- 901 Okunma
- 3 Yorum
- 1 Beğeni
Çok Pis Aşk ve Müzeyyen 2
Müzeyyen yeni bir aşka sahip olmanın mutluluğu ile anlaşma metnini satış görevlisinin anlatımını yeterli görüp okumadan imzalamış ve adres, ve telefon bilgilerini bırakıp ücretini de ödedikten sonra evinin yolunu tutmuştu içinde anlamsız bir garipsemeyle birlikte bir heyecan patlaması eşliğinde. Evet, artık müzeyyenin de bir aşkı vardı, hem de çok pis bir aşkı. Yürüdükçe düşüncelerinde anlamsızlıklar anlam kazanmaya başlamaya başlamıştı. Neydi? Çok pis aşk. Acabalı sorularına binlerce cevap buluyor ve bir an önce evine gidip, aşkına yemekler yapıp mutluluğunu sunmalıydı akşam yemeği sofrasında.
Kah yürüdü, kah metro, taksi derken evine ulaşmış ve akşama kalmaz kargo ile kendisine teslim edilecek aşkı için mükellef bir sofra hazırlamıştı ki zaman zaman yıllardır çalmadığını düşündüğü telefonunun aşka gelmiş gibi -kulağında ilkbahardaki kuş cıvıltıları-
- Alo
- Merhaba hayatım, alınacak bir şey var mı, istediğin bir şey falan diye sormak istemiştim.
Ama, ama kimdi bu telefondaki ses ve ona hayatım demişti, dahası gelirken, almak, istediğin… bu da kimdi? O bu olabilir miydi, yoksa bu o muydu?
- Af edersiniz, yanlış aradınız sanırım.
- Müzeyyen benim canım. Senin çok pis aşkın da bu afra tafra ne diye? İstemeden kıracak bir şey mi yaptım acaba canım.
- Ya! Hayır, hayır, ama, of..
- Tamam, tamam hadi var mı istediğin bir şey, sen onu söyle, gerisini gelince konuşuruz canım.
- Yok.
Diyebilmişti müzeyyen sadece ve karşılığında “görüşürüz canım”. Telefon kapanmış ama müzeyyen kopamamıştı hâlâ aklında dönüp duran kelimelerden(hayatım, canım, gelirken, bir şey ister misin…).
Eli ayağına mı dolaşmış derlerdi halini görseler, yoksa! Yoksa sı yoktu işte, bildiğin eli ayağına dolaşmış, sakarlığını da bunun üstüne ekleyecek olursak ufak morluklarla yine de iyi atlatmıştı kapının zili çalıncaya kadar.
Evet diyordu içindeki ses, evet, kapının arkasındaki oydu, gelmişti, zaman durmuş gibi miydi yoksa zaman hiç mi var olmamıştı? Zil sesinden bulunduğu ana kadar geçen zamanın uzunluğunu fark etmişti ve koşar adımlarla giderkene takılıp düştü, kalktı, daha doğrusu kalktığını sanıp yeniden düştü, ne büyük bir savaştı kendine yenildiği, ayaklarına itaat ettiremediği… sinirleri gerilmiş bir vaziyette kapıya ulaşmış ve mutlu sondu işte bu son.
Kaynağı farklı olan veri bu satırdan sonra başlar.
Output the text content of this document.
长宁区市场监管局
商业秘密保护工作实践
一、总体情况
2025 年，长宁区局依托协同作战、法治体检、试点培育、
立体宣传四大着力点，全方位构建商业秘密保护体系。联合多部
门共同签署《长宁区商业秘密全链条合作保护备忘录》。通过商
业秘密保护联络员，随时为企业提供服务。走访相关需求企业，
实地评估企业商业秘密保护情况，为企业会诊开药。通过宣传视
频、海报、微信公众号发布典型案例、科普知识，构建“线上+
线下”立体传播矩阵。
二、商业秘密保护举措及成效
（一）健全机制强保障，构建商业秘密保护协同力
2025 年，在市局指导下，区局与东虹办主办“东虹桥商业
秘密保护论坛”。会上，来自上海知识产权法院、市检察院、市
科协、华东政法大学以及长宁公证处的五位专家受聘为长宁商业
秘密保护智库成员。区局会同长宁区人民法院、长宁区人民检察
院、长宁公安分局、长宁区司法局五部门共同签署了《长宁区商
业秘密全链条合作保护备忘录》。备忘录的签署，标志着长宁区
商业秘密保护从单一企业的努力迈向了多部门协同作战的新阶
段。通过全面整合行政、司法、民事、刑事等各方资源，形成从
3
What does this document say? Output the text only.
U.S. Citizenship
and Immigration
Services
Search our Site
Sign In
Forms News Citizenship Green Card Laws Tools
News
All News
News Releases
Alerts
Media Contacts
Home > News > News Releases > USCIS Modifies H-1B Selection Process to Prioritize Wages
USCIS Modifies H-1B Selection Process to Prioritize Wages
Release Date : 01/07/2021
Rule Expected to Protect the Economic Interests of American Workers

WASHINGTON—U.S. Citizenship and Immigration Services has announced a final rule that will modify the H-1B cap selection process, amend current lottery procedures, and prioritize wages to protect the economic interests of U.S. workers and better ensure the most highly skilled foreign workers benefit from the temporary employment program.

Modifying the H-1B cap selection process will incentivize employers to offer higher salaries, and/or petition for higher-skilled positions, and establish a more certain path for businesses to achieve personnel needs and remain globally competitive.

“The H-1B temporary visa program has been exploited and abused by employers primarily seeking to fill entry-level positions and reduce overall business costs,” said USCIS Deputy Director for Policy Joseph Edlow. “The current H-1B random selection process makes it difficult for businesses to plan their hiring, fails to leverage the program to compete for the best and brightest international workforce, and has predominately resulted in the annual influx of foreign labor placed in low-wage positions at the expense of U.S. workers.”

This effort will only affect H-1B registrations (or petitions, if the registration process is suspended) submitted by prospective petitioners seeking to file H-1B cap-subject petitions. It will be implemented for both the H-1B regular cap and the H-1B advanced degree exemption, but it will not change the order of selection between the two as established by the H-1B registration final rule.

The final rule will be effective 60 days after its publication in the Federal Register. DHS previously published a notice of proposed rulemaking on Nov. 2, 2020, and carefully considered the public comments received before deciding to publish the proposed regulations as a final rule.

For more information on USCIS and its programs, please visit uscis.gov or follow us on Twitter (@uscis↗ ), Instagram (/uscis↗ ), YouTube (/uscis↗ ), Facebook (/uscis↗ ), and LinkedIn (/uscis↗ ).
Elinde rengarenk çiçeklerden bir buket, diğer elinde bir kutu çikolataydı sanki. Sarılıp boynuna öpesi geldi müzeyyenin ama, ama işte “hoş geldin” diyebildi.
- “Çok naziksin, teşekkür ederim” deyip tam çiçeklere sarılacaktı ki;
- Çiçekler sana değil canım. Çiçekler yemeğimizi yerken masamızın üstündeki vazo boş durmasın diye. Ayrıca çikolatalar da senin değil, bir sana bir bana.
Ne zaman bana ay ışığı bürümüş gözlerinden bir parsel verip bakışlarınla kutsarsın, işte o zaman dünyalarım senin. Ki benim dünyam dediğimin altı da, üstü de senden ibarettir bundan sonra, yer göğe kavuşup insana kıyam gelinceye dek.
Ver elini saçları hüzün kokan kadın, sana hiçbir hediye layık değil ki bir buket çiçekle bir kutu çikolatayı layık görüp gözlerine mil çekilmiş körlüğü oynatayım dört duvar arasında. Ver elini ve koy elini bağrıma, hissediyor musun atan kalbimi? İşte hediyendir yaşadıkça senin için atacak kalbim.
Şimdi gülümse hiçbir zaman ağlamayacağına söz verirken gözlerin gözlerime.